Além de ser bom filho, bom aluno e ótimo contador de piadas, Noel tocava muito bem o violão. Suas criações eram interessantes, tanto pela insólita maneira de contar o dia-a-dia da cidade, espirituosa e mordaz, quanto pela levada, muito diferente, que ele obteve combinando os metais e cordas usados nos saraus das casas de família, nos teatros e cabarés, com o ritmo do rufar dos tambores, que ele ouvia desde a juventude, trazidos pelo vento dos morros para a cidade. As Pastorinhas, "Conversa de Botequim", "Feitiço da Vila", os sambas de Noel encantavam, aproximavam brancos, negros, velhos, jovens, ricos, pobres e... atraíam mulheres. Noel gostava tanto que se dava ao luxo de manter até quatro relacionamentos amorosos ao mesmo tempo.

SORTE E AZAR
Mas essa coisa de sorte e azar é mesmo pra gente desconfiar. Mesmo com tantas oportunidades e acertos, Noel também foi um azarado daqueles. Já no nascimento a vaca quase foi foi brejo. Teve que ser retirado à força da barriga de sua pobre mãe com a ajuda de um alicatão enorme de ferro, solução truculenta que lhe rendeu um queixo torto pra vida toda. Aos 15 anos percebeu que ia ficar baixinho e feio, magrelo, com aquele nariz grande e o queixo de menos. Não se detia, arrumava virtudes para compensar. Desenhava bem, tocava bem, escrevia bem, logo cativava platéias enormes em torno de si. Com seu charme frágil e elegante atraía muitas garotas, mas bem quando encontrou o amor de sua vida, a dançarina de cabaré Ceci, não pode consumá-lo. Foi obrigado a casar com outra, Linda, uma garota inexpressiva, com quem ele passou apenas algumas horas, numa noite quente de Carnaval. A moça era sobrinha do delegado e menor de idade, não teve jeito, ou casava ou ia para a prisão.

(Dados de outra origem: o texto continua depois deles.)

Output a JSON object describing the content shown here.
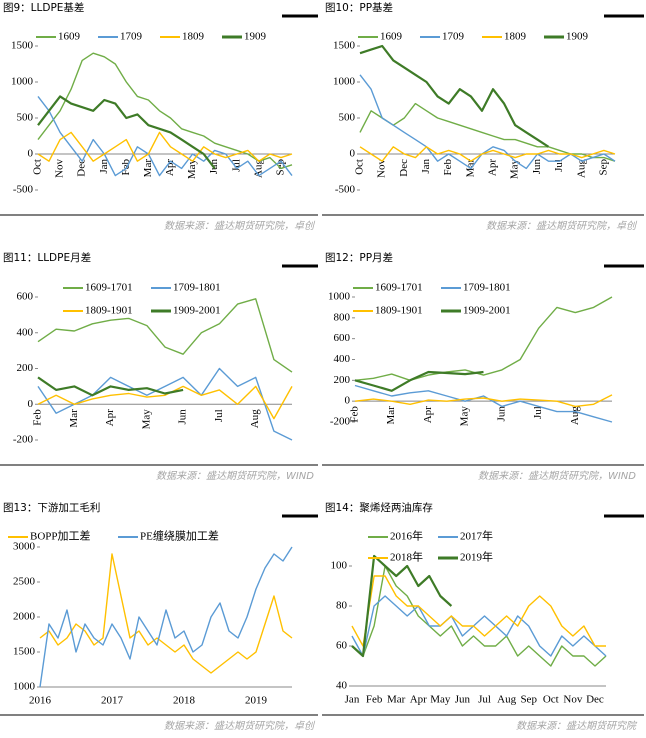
{
  "chart_data": [
    {
      "type": "line",
      "title": "图9：LLDPE基差",
      "source": "数据来源：盛达期货研究院，卓创",
      "categories": [
        "Oct",
        null,
        "Nov",
        null,
        "Dec",
        null,
        "Jan",
        null,
        "Feb",
        null,
        "Mar",
        null,
        "Apr",
        null,
        "May",
        null,
        "Jun",
        null,
        "Jul",
        null,
        "Aug",
        null,
        "Sep",
        null
      ],
      "ylim": [
        -500,
        1500
      ],
      "yticks": [
        -500,
        0,
        500,
        1000,
        1500
      ],
      "legend": "top",
      "series": [
        {
          "name": "1609",
          "color": "#70ad47",
          "values": [
            200,
            400,
            600,
            900,
            1300,
            1400,
            1350,
            1250,
            1000,
            800,
            750,
            600,
            500,
            350,
            300,
            250,
            150,
            100,
            50,
            0,
            -100,
            -50,
            -200,
            -150
          ]
        },
        {
          "name": "1709",
          "color": "#5b9bd5",
          "values": [
            800,
            600,
            300,
            100,
            -100,
            200,
            0,
            -300,
            -200,
            100,
            0,
            -300,
            -100,
            -200,
            0,
            -100,
            50,
            0,
            -200,
            -100,
            -300,
            -200,
            -100,
            -300
          ]
        },
        {
          "name": "1809",
          "color": "#ffc000",
          "values": [
            0,
            -100,
            200,
            300,
            100,
            -100,
            0,
            100,
            200,
            -100,
            0,
            300,
            100,
            0,
            -100,
            100,
            0,
            -50,
            0,
            50,
            -100,
            0,
            -50,
            0
          ]
        },
        {
          "name": "1909",
          "color": "#3e7b27",
          "values": [
            400,
            600,
            800,
            700,
            650,
            600,
            750,
            700,
            500,
            550,
            400,
            350,
            300,
            200,
            100,
            0,
            -200,
            null,
            null,
            null,
            null,
            null,
            null,
            null
          ]
        }
      ]
    },
    {
      "type": "line",
      "title": "图10：PP基差",
      "source": "数据来源：盛达期货研究院，卓创",
      "categories": [
        "Oct",
        null,
        "Nov",
        null,
        "Dec",
        null,
        "Jan",
        null,
        "Feb",
        null,
        "Mar",
        null,
        "Apr",
        null,
        "May",
        null,
        "Jun",
        null,
        "Jul",
        null,
        "Aug",
        null,
        "Sep",
        null
      ],
      "ylim": [
        -500,
        1500
      ],
      "yticks": [
        -500,
        0,
        500,
        1000,
        1500
      ],
      "legend": "top",
      "series": [
        {
          "name": "1609",
          "color": "#70ad47",
          "values": [
            300,
            600,
            500,
            400,
            500,
            700,
            600,
            500,
            450,
            400,
            350,
            300,
            250,
            200,
            200,
            150,
            100,
            100,
            50,
            0,
            0,
            -50,
            -50,
            -100
          ]
        },
        {
          "name": "1709",
          "color": "#5b9bd5",
          "values": [
            1100,
            900,
            500,
            400,
            300,
            200,
            100,
            -100,
            0,
            -100,
            -200,
            0,
            100,
            50,
            -100,
            -200,
            0,
            -100,
            -100,
            0,
            -100,
            -50,
            0,
            -100
          ]
        },
        {
          "name": "1809",
          "color": "#ffc000",
          "values": [
            100,
            0,
            -100,
            100,
            0,
            -50,
            100,
            0,
            50,
            0,
            -100,
            0,
            50,
            0,
            -50,
            0,
            0,
            50,
            0,
            0,
            -50,
            0,
            50,
            0
          ]
        },
        {
          "name": "1909",
          "color": "#3e7b27",
          "values": [
            1400,
            1450,
            1500,
            1300,
            1200,
            1100,
            1000,
            800,
            700,
            900,
            800,
            600,
            900,
            700,
            400,
            300,
            200,
            100,
            null,
            null,
            null,
            null,
            null,
            null
          ]
        }
      ]
    },
    {
      "type": "line",
      "title": "图11：LLDPE月差",
      "source": "数据来源：盛达期货研究院，WIND",
      "categories": [
        "Feb",
        null,
        "Mar",
        null,
        "Apr",
        null,
        "May",
        null,
        "Jun",
        null,
        "Jul",
        null,
        "Aug",
        null,
        null
      ],
      "ylim": [
        -200,
        600
      ],
      "yticks": [
        -200,
        0,
        200,
        400,
        600
      ],
      "legend": "top",
      "series": [
        {
          "name": "1609-1701",
          "color": "#70ad47",
          "values": [
            350,
            420,
            410,
            450,
            470,
            480,
            440,
            320,
            280,
            400,
            450,
            560,
            590,
            250,
            180
          ]
        },
        {
          "name": "1709-1801",
          "color": "#5b9bd5",
          "values": [
            100,
            -50,
            0,
            50,
            150,
            100,
            50,
            100,
            150,
            50,
            200,
            100,
            150,
            -150,
            -200
          ]
        },
        {
          "name": "1809-1901",
          "color": "#ffc000",
          "values": [
            0,
            50,
            0,
            30,
            50,
            60,
            40,
            50,
            100,
            50,
            80,
            0,
            100,
            -80,
            100
          ]
        },
        {
          "name": "1909-2001",
          "color": "#3e7b27",
          "values": [
            150,
            80,
            100,
            50,
            100,
            80,
            90,
            60,
            80,
            null,
            null,
            null,
            null,
            null,
            null
          ]
        }
      ]
    },
    {
      "type": "line",
      "title": "图12：PP月差",
      "source": "数据来源：盛达期货研究院，WIND",
      "categories": [
        "Feb",
        null,
        "Mar",
        null,
        "Apr",
        null,
        "May",
        null,
        "Jun",
        null,
        "Jul",
        null,
        "Aug",
        null,
        null
      ],
      "ylim": [
        -200,
        1000
      ],
      "yticks": [
        -200,
        0,
        200,
        400,
        600,
        800,
        1000
      ],
      "legend": "top",
      "series": [
        {
          "name": "1609-1701",
          "color": "#70ad47",
          "values": [
            200,
            220,
            260,
            200,
            250,
            280,
            300,
            250,
            300,
            400,
            700,
            900,
            850,
            900,
            1000
          ]
        },
        {
          "name": "1709-1801",
          "color": "#5b9bd5",
          "values": [
            150,
            100,
            50,
            80,
            100,
            50,
            0,
            50,
            -50,
            0,
            -50,
            -100,
            -100,
            -150,
            -200
          ]
        },
        {
          "name": "1809-1901",
          "color": "#ffc000",
          "values": [
            0,
            20,
            0,
            -30,
            10,
            0,
            20,
            30,
            0,
            20,
            10,
            0,
            -50,
            -30,
            60
          ]
        },
        {
          "name": "1909-2001",
          "color": "#3e7b27",
          "values": [
            200,
            150,
            100,
            200,
            280,
            270,
            260,
            280,
            null,
            null,
            null,
            null,
            null,
            null,
            null
          ]
        }
      ]
    },
    {
      "type": "line",
      "title": "图13：下游加工毛利",
      "source": "数据来源：盛达期货研究院，卓创",
      "categories": [
        "2016",
        null,
        null,
        null,
        null,
        null,
        null,
        null,
        "2017",
        null,
        null,
        null,
        null,
        null,
        null,
        null,
        "2018",
        null,
        null,
        null,
        null,
        null,
        null,
        null,
        "2019",
        null,
        null,
        null,
        null
      ],
      "ylim": [
        1000,
        3000
      ],
      "yticks": [
        1000,
        1500,
        2000,
        2500,
        3000
      ],
      "legend": "top",
      "series": [
        {
          "name": "BOPP加工差",
          "color": "#ffc000",
          "values": [
            1700,
            1800,
            1600,
            1700,
            1900,
            1800,
            1600,
            1700,
            2900,
            2300,
            1700,
            1800,
            1600,
            1700,
            1600,
            1500,
            1600,
            1400,
            1300,
            1200,
            1300,
            1400,
            1500,
            1400,
            1500,
            1900,
            2300,
            1800,
            1700
          ]
        },
        {
          "name": "PE缠绕膜加工差",
          "color": "#5b9bd5",
          "values": [
            1000,
            1900,
            1700,
            2100,
            1500,
            1900,
            1700,
            1600,
            1900,
            1700,
            1400,
            2000,
            1800,
            1600,
            2100,
            1700,
            1800,
            1500,
            1600,
            2000,
            2200,
            1800,
            1700,
            2000,
            2400,
            2700,
            2900,
            2800,
            3000
          ]
        }
      ]
    },
    {
      "type": "line",
      "title": "图14：聚烯烃两油库存",
      "source": "数据来源：盛达期货研究院",
      "categories": [
        "Jan",
        null,
        "Feb",
        null,
        "Mar",
        null,
        "Apr",
        null,
        "May",
        null,
        "Jun",
        null,
        "Jul",
        null,
        "Aug",
        null,
        "Sep",
        null,
        "Oct",
        null,
        "Nov",
        null,
        "Dec",
        null
      ],
      "ylim": [
        40,
        110
      ],
      "yticks": [
        40,
        60,
        80,
        100
      ],
      "legend": "top",
      "series": [
        {
          "name": "2016年",
          "color": "#70ad47",
          "values": [
            60,
            55,
            70,
            100,
            90,
            85,
            75,
            70,
            65,
            70,
            60,
            65,
            60,
            60,
            65,
            55,
            60,
            55,
            50,
            60,
            55,
            55,
            50,
            55
          ]
        },
        {
          "name": "2017年",
          "color": "#5b9bd5",
          "values": [
            65,
            55,
            80,
            85,
            80,
            75,
            80,
            70,
            70,
            75,
            65,
            70,
            75,
            70,
            65,
            75,
            70,
            60,
            55,
            65,
            60,
            65,
            60,
            55
          ]
        },
        {
          "name": "2018年",
          "color": "#ffc000",
          "values": [
            70,
            60,
            95,
            95,
            85,
            80,
            80,
            75,
            70,
            75,
            70,
            70,
            65,
            70,
            75,
            70,
            80,
            85,
            80,
            70,
            65,
            70,
            60,
            60
          ]
        },
        {
          "name": "2019年",
          "color": "#3e7b27",
          "values": [
            60,
            55,
            105,
            100,
            95,
            100,
            90,
            95,
            85,
            80,
            null,
            null,
            null,
            null,
            null,
            null,
            null,
            null,
            null,
            null,
            null,
            null,
            null,
            null
          ]
        }
      ]
    }
  ]
}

Casou e ficou com as duas, o que não foi uma idéia muito saudável. Ele já era fraco, comia pouco pra não sujar a roupa, vivia na rua, pegando chuva e orvalho. Ganhava dinheiro na Lapa e na Cinelândia, gastava no mangue e nos morros, pagando bebida e fazendo duelos musicais com Cartola, Ismael Silva, Wilson Batista e muitos outros amigos sambistas. Se apresentava várias vezes na mesma noite, andava muito, se divertia, amava e se cansava demais. Depois de uma série de gripes mal curadas, dormindo quase todo dia fora de casa, Noel pegou (dizem que da própria Ceci, sua grande paixão) uma doença até então incurável, a tuberculose, e morreu subitamente, aos 26 anos, deixando desolados amores, amigos, familiares e milhares de outras pessoas, sem ter ideia de que se tornaria um mito, suas músicas sendo tocadas e cantadas para sempre, em muitas línguas, ao longo das gerações.